Nope far better and cheaper suppliers, especially now free delivery not an option, the problem is the aesthetics, none of the pellet combi fires have sufficient output for our property m2/m3, we might just replace back boiler with a pellet fire but as everything is linked seems a shame to take out a major heat source component which the only drawback is logs, delivery, stacking bringing in, cleaning which has reminded me why we want to replace another search due


----------



## smudges (May 2, 2013)

I hope you find one and let us know!!


----------



## MrBife (Jul 26, 2009)

The feed in tarrif (what EDP are prepared to buy your electricity for) has dropped significantly over the years and is so low now that the payback time just doesn't really justify the investment bearing in mind if you want to sell then the installation has to be done by an approved (expensive) installer etc

However the cost of the equipment itself has also come down so significantly that it is becoming worth doing a DIY installation and just using the power yourself assuming you are able to use the power (permanent resident through the summer, maybe working from home and needing air conditioning etc). Its the batteries that cost a lot and if you use the power during the day you don't need them

With costs dropping closer to 50cents per watt for panels (if you shop around) its starting to look interesting enough to put in 5kw worth if you have the roof or garden space. Spare power could also be used to heat a big well insulated storage tank of water (underfloor heating for colder nights).

One thing that is for sure is that EDP won't be putting the cost of power down any time soon


----------



## canoeman (Mar 3, 2011)

Very true, we found when looking at this early in year that same/similar equipment was cheaper in Spain and UK and that OLX was a fairly good source in Portugal http://www.olx.pt/ ebay type site and also Spains Ebay site Electronics, Cars, Fashion, Collectibles, Coupons and More | eBay


----------



## travelling-man (Jun 17, 2011)

I looked at it about a year ago because we have plenty of roof space & a couple of fields but the payback wasn't anywhere near worth the expenditure.


----------



## smudges (May 2, 2013)

MrBife said:


> The feed in tarrif (what EDP are prepared to buy your electricity for) has dropped significantly over the years and is so low now that the payback time just doesn't really justify the investment bearing in mind if you want to sell then the installation has to be done by an approved (expensive) installer etc
> 
> However the cost of the equipment itself has also come down so significantly that it is becoming worth doing a DIY installation and just using the power yourself assuming you are able to use the power (permanent resident through the summer, maybe working from home and needing air conditioning etc).
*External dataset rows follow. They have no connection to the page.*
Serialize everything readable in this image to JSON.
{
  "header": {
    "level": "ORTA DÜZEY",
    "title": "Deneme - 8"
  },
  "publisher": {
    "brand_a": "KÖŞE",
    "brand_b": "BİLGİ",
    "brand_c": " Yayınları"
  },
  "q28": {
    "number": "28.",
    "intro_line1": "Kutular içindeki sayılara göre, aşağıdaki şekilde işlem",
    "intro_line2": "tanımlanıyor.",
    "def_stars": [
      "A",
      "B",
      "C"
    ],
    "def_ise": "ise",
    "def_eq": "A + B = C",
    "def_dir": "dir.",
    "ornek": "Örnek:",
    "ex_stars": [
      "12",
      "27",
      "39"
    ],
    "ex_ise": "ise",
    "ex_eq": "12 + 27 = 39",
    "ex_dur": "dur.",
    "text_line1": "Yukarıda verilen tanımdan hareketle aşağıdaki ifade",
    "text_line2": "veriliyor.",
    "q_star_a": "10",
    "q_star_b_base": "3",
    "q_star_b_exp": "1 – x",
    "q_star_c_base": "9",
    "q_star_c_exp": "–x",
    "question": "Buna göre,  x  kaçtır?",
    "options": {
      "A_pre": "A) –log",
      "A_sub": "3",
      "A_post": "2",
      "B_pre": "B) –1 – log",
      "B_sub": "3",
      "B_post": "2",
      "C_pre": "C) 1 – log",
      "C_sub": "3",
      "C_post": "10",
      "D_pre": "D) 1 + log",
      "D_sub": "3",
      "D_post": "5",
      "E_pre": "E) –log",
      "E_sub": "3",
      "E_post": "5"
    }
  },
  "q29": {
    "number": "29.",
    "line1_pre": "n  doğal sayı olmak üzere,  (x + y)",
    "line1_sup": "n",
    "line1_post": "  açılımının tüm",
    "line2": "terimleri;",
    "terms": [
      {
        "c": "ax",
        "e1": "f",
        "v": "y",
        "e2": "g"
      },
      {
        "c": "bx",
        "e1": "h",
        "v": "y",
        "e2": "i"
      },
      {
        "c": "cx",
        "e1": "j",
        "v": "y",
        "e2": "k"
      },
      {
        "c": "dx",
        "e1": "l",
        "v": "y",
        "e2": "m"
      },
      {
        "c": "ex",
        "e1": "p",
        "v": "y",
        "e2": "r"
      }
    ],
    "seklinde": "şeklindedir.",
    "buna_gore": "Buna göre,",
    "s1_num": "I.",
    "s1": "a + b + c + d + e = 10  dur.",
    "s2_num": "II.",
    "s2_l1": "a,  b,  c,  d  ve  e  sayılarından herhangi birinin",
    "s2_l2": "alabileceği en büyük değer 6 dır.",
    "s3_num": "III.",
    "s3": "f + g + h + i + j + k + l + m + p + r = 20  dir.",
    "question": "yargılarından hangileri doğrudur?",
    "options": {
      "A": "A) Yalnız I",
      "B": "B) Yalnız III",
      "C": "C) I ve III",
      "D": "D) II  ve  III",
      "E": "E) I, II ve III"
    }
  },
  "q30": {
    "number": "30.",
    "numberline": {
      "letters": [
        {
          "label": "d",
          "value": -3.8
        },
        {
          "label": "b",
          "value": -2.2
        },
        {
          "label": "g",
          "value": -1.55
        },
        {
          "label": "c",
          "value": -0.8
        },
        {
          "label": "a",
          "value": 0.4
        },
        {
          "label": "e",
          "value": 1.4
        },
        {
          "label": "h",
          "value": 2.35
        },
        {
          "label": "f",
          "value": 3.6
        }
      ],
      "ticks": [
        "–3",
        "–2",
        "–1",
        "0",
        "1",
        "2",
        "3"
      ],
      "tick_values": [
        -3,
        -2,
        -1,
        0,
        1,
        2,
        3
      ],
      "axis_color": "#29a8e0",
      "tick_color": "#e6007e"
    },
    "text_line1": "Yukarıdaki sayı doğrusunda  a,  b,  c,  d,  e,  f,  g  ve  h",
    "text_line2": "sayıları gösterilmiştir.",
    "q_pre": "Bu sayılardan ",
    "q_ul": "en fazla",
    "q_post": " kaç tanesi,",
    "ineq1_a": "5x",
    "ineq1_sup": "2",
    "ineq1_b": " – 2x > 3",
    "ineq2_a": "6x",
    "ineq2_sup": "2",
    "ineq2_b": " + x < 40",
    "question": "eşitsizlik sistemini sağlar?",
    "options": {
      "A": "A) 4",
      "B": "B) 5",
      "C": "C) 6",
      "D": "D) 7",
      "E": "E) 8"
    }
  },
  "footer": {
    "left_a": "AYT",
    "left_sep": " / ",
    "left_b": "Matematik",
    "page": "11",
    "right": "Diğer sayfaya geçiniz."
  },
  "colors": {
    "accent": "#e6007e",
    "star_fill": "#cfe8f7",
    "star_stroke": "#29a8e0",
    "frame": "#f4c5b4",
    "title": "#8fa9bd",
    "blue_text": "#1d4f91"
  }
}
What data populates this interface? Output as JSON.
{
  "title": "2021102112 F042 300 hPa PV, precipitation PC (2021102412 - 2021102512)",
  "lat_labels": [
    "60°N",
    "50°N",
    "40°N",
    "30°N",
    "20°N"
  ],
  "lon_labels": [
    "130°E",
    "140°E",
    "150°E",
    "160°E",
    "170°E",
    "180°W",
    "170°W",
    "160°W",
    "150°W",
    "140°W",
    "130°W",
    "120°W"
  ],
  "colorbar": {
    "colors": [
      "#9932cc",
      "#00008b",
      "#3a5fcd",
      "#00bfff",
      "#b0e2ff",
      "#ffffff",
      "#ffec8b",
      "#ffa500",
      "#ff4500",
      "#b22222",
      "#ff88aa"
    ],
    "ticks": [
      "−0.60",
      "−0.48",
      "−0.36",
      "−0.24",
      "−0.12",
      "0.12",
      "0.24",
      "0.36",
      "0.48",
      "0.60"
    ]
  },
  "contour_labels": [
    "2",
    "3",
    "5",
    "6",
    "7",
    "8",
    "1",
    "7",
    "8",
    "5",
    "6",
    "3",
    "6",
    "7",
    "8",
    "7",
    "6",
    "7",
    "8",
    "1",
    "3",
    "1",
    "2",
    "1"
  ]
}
Its the batteries that cost a lot and if you use the power during the day you don't need them
> 
> ...


Yes, this is a good option, I think. I am certain that power costs will only keep spiralling up, so having your own supply with EDF if necessary will probably make good sense in the coming years. If it is impractical to sell it back, then that's fine. I was primarily looking at a supply for myself with a bit of pocket money coming in from the extra. 
Many thanks again to all. BTW, is there a book I can get that anyone can recommend on installing your own system? Or, alternatively, are there people there who would be able to do it for me (probably the safer option!!!!!). TIA


----------